Christopher Peter, director of the University of Cape Town Irma Stern Museum, discusses the life and work of the pioneering South African artist, whose 1946 masterpiece, The Watussi Chief’s Wife, will be offered on 14 December
‘Irma’s epic life spans the most extraordinary South African years — and the most extraordinary years of the 20th century,’ says Christopher Peter, director of the University of Cape Town Irma Stern Museum.
Stern was born in 1894 in Schweizer-Reneke, a frontier town in the former South African province of Transvaal. The child of Jewish-German parents, Stern's father made his fortune as a cattle farmer and goods trader to South African gold miners, and Irma and her brother Rudi grew up in relative comfort.
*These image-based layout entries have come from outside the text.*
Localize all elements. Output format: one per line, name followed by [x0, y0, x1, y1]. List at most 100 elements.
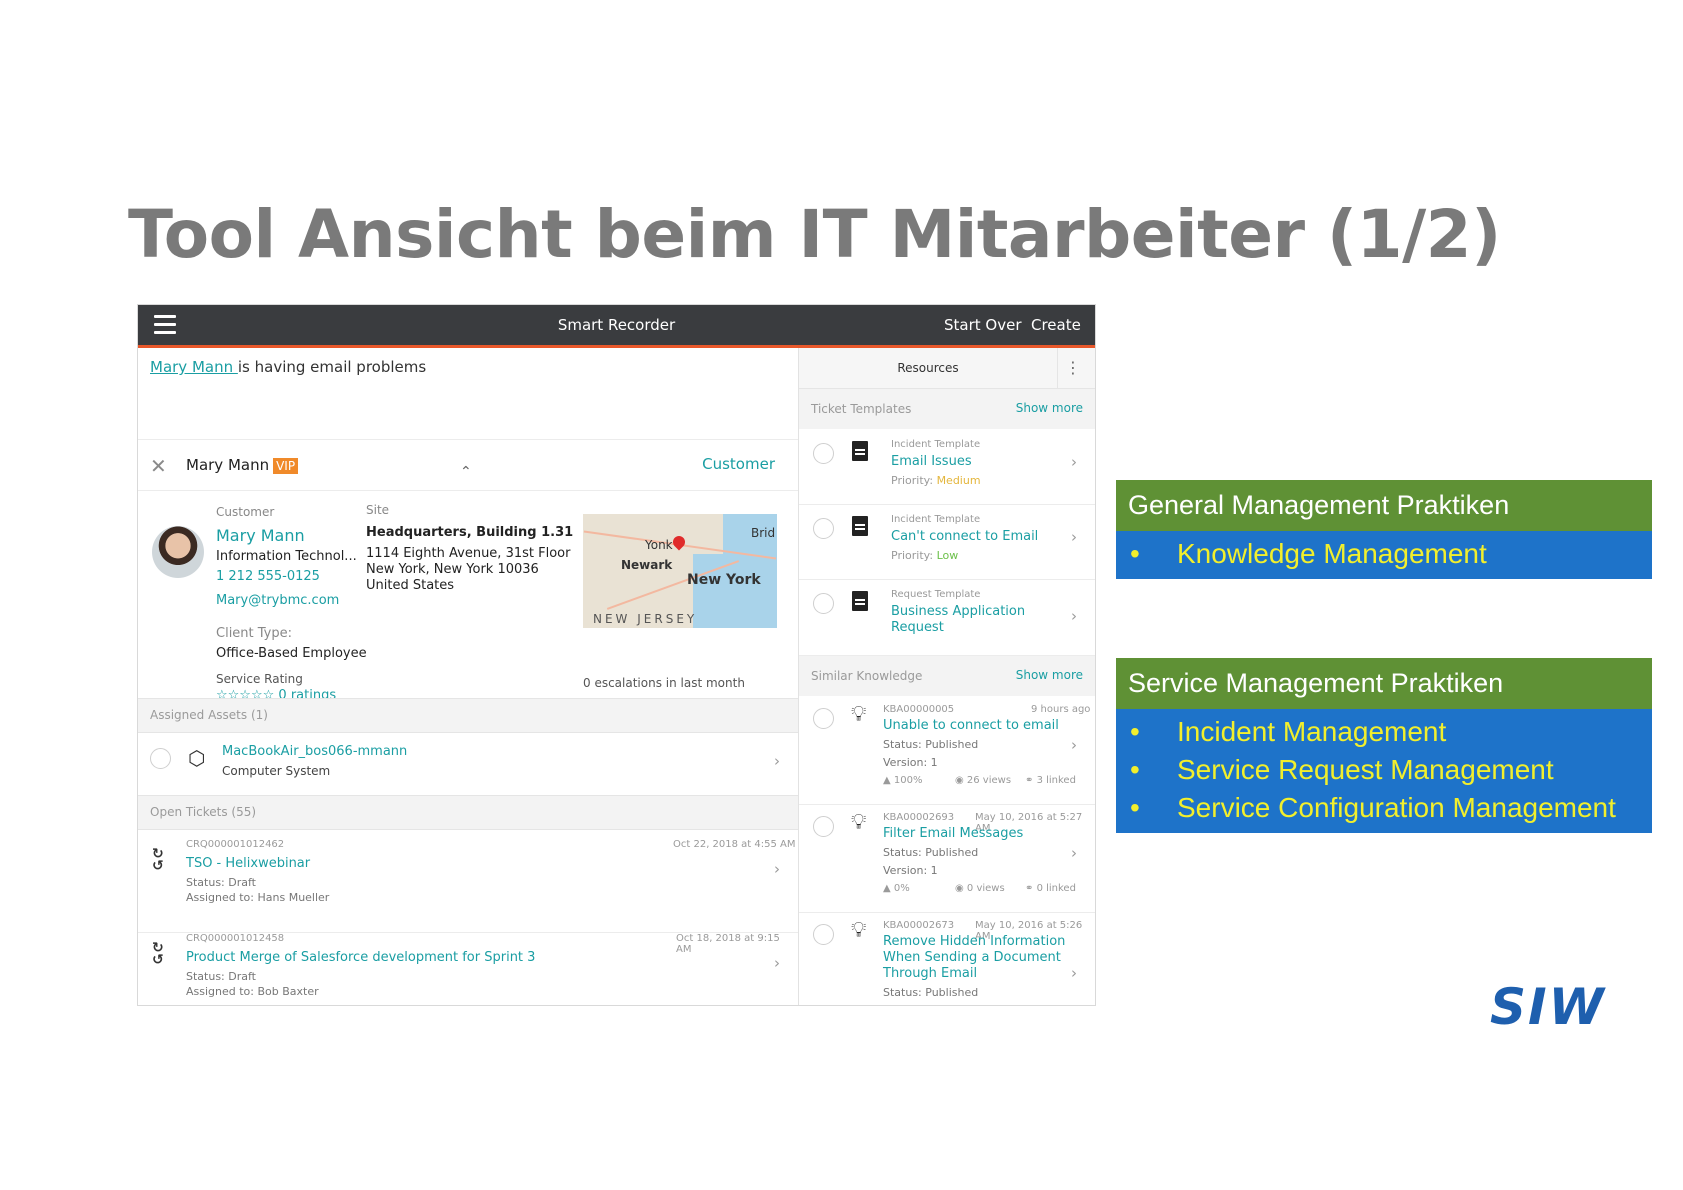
slide-title: Tool Ansicht beim IT Mitarbeiter (1/2) [128, 196, 1501, 273]
helpful-percent: 100% [893, 775, 923, 786]
linked-count: 3 linked [1036, 775, 1076, 786]
knowledge-item[interactable]: 💡︎ KBA00000005 9 hours ago Unable to con… [799, 696, 1095, 805]
chevron-right-icon[interactable]: › [1071, 736, 1077, 754]
priority-value: Low [936, 549, 959, 562]
template-name[interactable]: Can't connect to Email [891, 529, 1038, 545]
template-item[interactable]: Request Template Business Application Re… [799, 579, 1095, 656]
site-address-2: New York, New York 10036 [366, 562, 539, 577]
general-management-box: General Management Praktiken Knowledge M… [1116, 480, 1652, 579]
site-map[interactable]: Yonk Brid Newark New York NEW JERSEY [583, 514, 777, 628]
customer-header: ✕ Mary Mann VIP ⌃ Customer [138, 439, 798, 491]
asset-select-radio[interactable] [150, 748, 171, 769]
knowledge-id: KBA00002673 [883, 920, 955, 931]
ticket-title[interactable]: Product Merge of Salesforce development … [186, 950, 535, 965]
change-request-icon: ↻ ↺ [152, 940, 164, 968]
knowledge-item[interactable]: 💡︎ KBA00002693 May 10, 2016 at 5:27 AM F… [799, 804, 1095, 913]
knowledge-title[interactable]: Filter Email Messages [883, 826, 1023, 842]
link-icon: ⚭ [1025, 775, 1037, 786]
ticket-date: Oct 22, 2018 at 4:55 AM [673, 839, 796, 850]
knowledge-show-more-link[interactable]: Show more [1016, 668, 1083, 682]
knowledge-select-radio[interactable] [813, 708, 834, 729]
bullet-item: Knowledge Management [1116, 535, 1652, 573]
smart-recorder-screenshot: Smart Recorder Start Over Create Mary Ma… [137, 304, 1096, 1006]
assigned-assets-section: Assigned Assets (1) [138, 698, 798, 733]
views-count: 26 views [966, 775, 1012, 786]
map-label-yonk: Yonk [645, 538, 673, 552]
ticket-assignee: Assigned to: Hans Mueller [186, 891, 330, 904]
client-type-label: Client Type: [216, 626, 293, 641]
similar-knowledge-section: Similar Knowledge Show more [799, 656, 1095, 696]
views-count: 0 views [966, 883, 1005, 894]
site-label: Site [366, 503, 390, 517]
resources-tab[interactable]: Resources [799, 348, 1058, 388]
template-name[interactable]: Business Application Request [891, 604, 1031, 636]
customer-label: Customer [216, 505, 275, 519]
asset-type: Computer System [222, 764, 331, 778]
asset-name[interactable]: MacBookAir_bos066-mmann [222, 744, 407, 759]
open-tickets-header: Open Tickets (55) [150, 805, 257, 819]
document-icon [852, 591, 868, 611]
customer-email[interactable]: Mary@trybmc.com [216, 593, 339, 608]
knowledge-item[interactable]: 💡︎ KBA00002673 May 10, 2016 at 5:26 AM R… [799, 912, 1095, 1005]
template-item[interactable]: Incident Template Can't connect to Email… [799, 504, 1095, 580]
svg-text:SIW: SIW [1490, 980, 1607, 1030]
knowledge-title-line-2[interactable]: When Sending a Document [883, 950, 1061, 966]
chevron-right-icon[interactable]: › [1071, 528, 1077, 546]
priority-label: Priority: [891, 474, 937, 487]
siw-logo: SIW [1490, 980, 1607, 1030]
knowledge-title-line-1[interactable]: Remove Hidden Information [883, 934, 1065, 950]
thumbs-up-icon: ▲ [883, 775, 894, 786]
chevron-right-icon[interactable]: › [774, 954, 780, 972]
knowledge-title[interactable]: Unable to connect to email [883, 718, 1059, 734]
template-select-radio[interactable] [813, 518, 834, 539]
chevron-right-icon[interactable]: › [774, 860, 780, 878]
customer-tab[interactable]: Customer [702, 455, 775, 473]
document-icon [852, 516, 868, 536]
chevron-right-icon[interactable]: › [1071, 607, 1077, 625]
open-tickets-section: Open Tickets (55) [138, 795, 798, 830]
customer-link[interactable]: Mary Mann [150, 358, 238, 376]
resources-panel: Resources ⋮ Ticket Templates Show more I… [799, 348, 1095, 1005]
client-type-value: Office-Based Employee [216, 646, 367, 661]
more-options-icon[interactable]: ⋮ [1065, 358, 1081, 377]
chevron-up-icon[interactable]: ⌃ [460, 464, 472, 480]
ticket-status: Status: Draft [186, 876, 256, 889]
start-over-button[interactable]: Start Over [944, 316, 1022, 334]
left-panel: Mary Mann is having email problems ✕ Mar… [138, 348, 799, 1005]
site-address-1: 1114 Eighth Avenue, 31st Floor [366, 546, 571, 561]
template-select-radio[interactable] [813, 593, 834, 614]
template-select-radio[interactable] [813, 443, 834, 464]
ticket-title[interactable]: TSO - Helixwebinar [186, 856, 310, 871]
templates-show-more-link[interactable]: Show more [1016, 401, 1083, 415]
knowledge-title-line-3[interactable]: Through Email [883, 966, 977, 982]
ticket-assignee: Assigned to: Bob Baxter [186, 985, 319, 998]
knowledge-id: KBA00002693 [883, 812, 955, 823]
thumbs-up-icon: ▲ [883, 883, 894, 894]
site-name: Headquarters, Building 1.31 [366, 525, 574, 540]
bullet-item: Service Configuration Management [1116, 789, 1652, 827]
chevron-right-icon[interactable]: › [1071, 453, 1077, 471]
ticket-templates-header: Ticket Templates [811, 402, 912, 416]
close-icon[interactable]: ✕ [150, 454, 167, 478]
template-name[interactable]: Email Issues [891, 454, 972, 470]
link-icon: ⚭ [1025, 883, 1037, 894]
template-kind: Incident Template [891, 514, 981, 525]
assigned-assets-header: Assigned Assets (1) [150, 708, 268, 722]
knowledge-select-radio[interactable] [813, 816, 834, 837]
create-button[interactable]: Create [1031, 316, 1081, 334]
map-label-brid: Brid [751, 526, 776, 540]
ticket-id: CRQ000001012458 [186, 933, 285, 944]
customer-name-link[interactable]: Mary Mann [216, 526, 305, 545]
bullet-item: Incident Management [1116, 713, 1652, 751]
chevron-right-icon[interactable]: › [1071, 964, 1077, 982]
knowledge-version: Version: 1 [883, 864, 938, 877]
chevron-right-icon[interactable]: › [774, 752, 780, 770]
template-item[interactable]: Incident Template Email Issues Priority:… [799, 429, 1095, 505]
incident-summary[interactable]: Mary Mann is having email problems [150, 358, 426, 376]
location-pin-icon [670, 533, 688, 551]
helpful-percent: 0% [893, 883, 910, 894]
customer-phone[interactable]: 1 212 555-0125 [216, 569, 320, 584]
knowledge-time: 9 hours ago [1031, 704, 1091, 715]
knowledge-select-radio[interactable] [813, 924, 834, 945]
chevron-right-icon[interactable]: › [1071, 844, 1077, 862]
Her peaceful childhood came to an abrupt end with the internment of her Boer-leaning father during the South African War (1899-1902). Though he was soon released, the Sterns nonetheless relocated briefly to Germany. In subsequent years the family farming and business enterprises flourished, affording them a lifestyle which included constant travel between South Africa and Germany. It was on these journeys that Stern first experienced the allure of foreign cultures, which left a lasting impression.
On the eve of the First World War, Stern was in Germany with her family, unable to return to South Africa. It was here that her formal art studies began, both privately in Berlin and at the Academy in Weimar. During this time, she met and was greatly encouraged by Max Pechstein, the German Expressionist painter and founding member of the November Group. His influence would prove of vital importance to her development as an artist of Africa and Europe.
‘By 1916 Stern was already positioning herself as a young artist with her own vision,’ says Christopher Peter. ‘That was when she painted her most famous early Expressionist painting, The Eternal Child.’
After the war, the family returned to South Africa. ‘She was already writing, in cold, rather desperate Berlin, about how she was longing to be back in South Africa, remembering all the colours and textures — the whole atmosphere,’ Peter says.
But it soon became clear that the Africa of Stern’s childhood was not to be found or seen in Cape Town. At the same time, her avant-garde artistic tendencies failed to receive the same recognition in conservative colonial circles that they had in Germany.
In search of African subject matter, Stern decided to visit the Eastern Cape, Swaziland and Natal, where she continued to draw and paint. The work she produced there, first exhibited in Cape Town in 1922, ‘was an absolute shock to the establishment’, which couldn’t comprehend her images of ‘sensual brown figures lying under trees’.
In the 1930s the rise of Nazism made it impossible for Stern to return to Germany. Instead she travelled widely across Africa, visiting Senegal in 1938, Zanzibar in 1939, and Congo in 1942. ‘I shall want to paint the Watussi,’ she wrote in a letter to her friend Richard Feldman, of her desire to paint the queen and other women of the royal family. A 1942 exhibition of her Congo pictures in Johannesburg included almost 200 works from that trip.
In 1946, Stern made a second trip to Congo where she painted The Watussi Chief's Wife (whose real-life subject was probably the Rwandan queen Rosalie Gicanda). With its elongated, liquid forms, the work has ‘a strange simplicity, with colours that speak volumes of Irma’s skill’, Peter says. It was during the period of The Watussi Chief’s Wife, when she was alone in Africa, that ‘she really came in to her own’, says Peter, who describes the paintings executed in those years as ‘compelling and magical’.
The Watussi Chief's Wife travelled to Paris in 1947, where it was featured in a critically acclaimed exhibition of Stern’s work, alongside a second portrait of the same sitter. The catalogue was written by the first director of the Musée National d’Art Moderne, Jean Cassou, who purchased a piece for the museum (now in the collection of the Centre Pompidou). With these works, Cassou noted, Stern had arrived at a perfect synthesis of technique and subject, resulting in the most eloquent production of her career.
By the time of her death in August 1966, Stern had achieved the level of national recognition she had long sought. But what she had truly desired was to exhibit in London: this, she was convinced, would make her international career. In 1967, a posthumous exhibit of Stern’s work was mounted at London’s Grosvenor galleries.
As stipulated in her will, Stern’s estate was placed in the care of trustees who established the University of Cape Town Irma Stern Museum in 1971. Today the museum houses more than 100 of the artist’s oil paintings, in addition to hundreds of works on paper, letters and artefacts.
In recent years, Stern’s works have repeatedly set records for South African artists at auction. Between 2000 and 2011 the record price for a painting by Stern leapt from 1.7 million South African rand to 34 million (roughly £3 million at the time). According to Peter, it's a fitting legacy. ‘Stern was a prolific painter,’ he says, ‘and at her finest, she is incomparable.’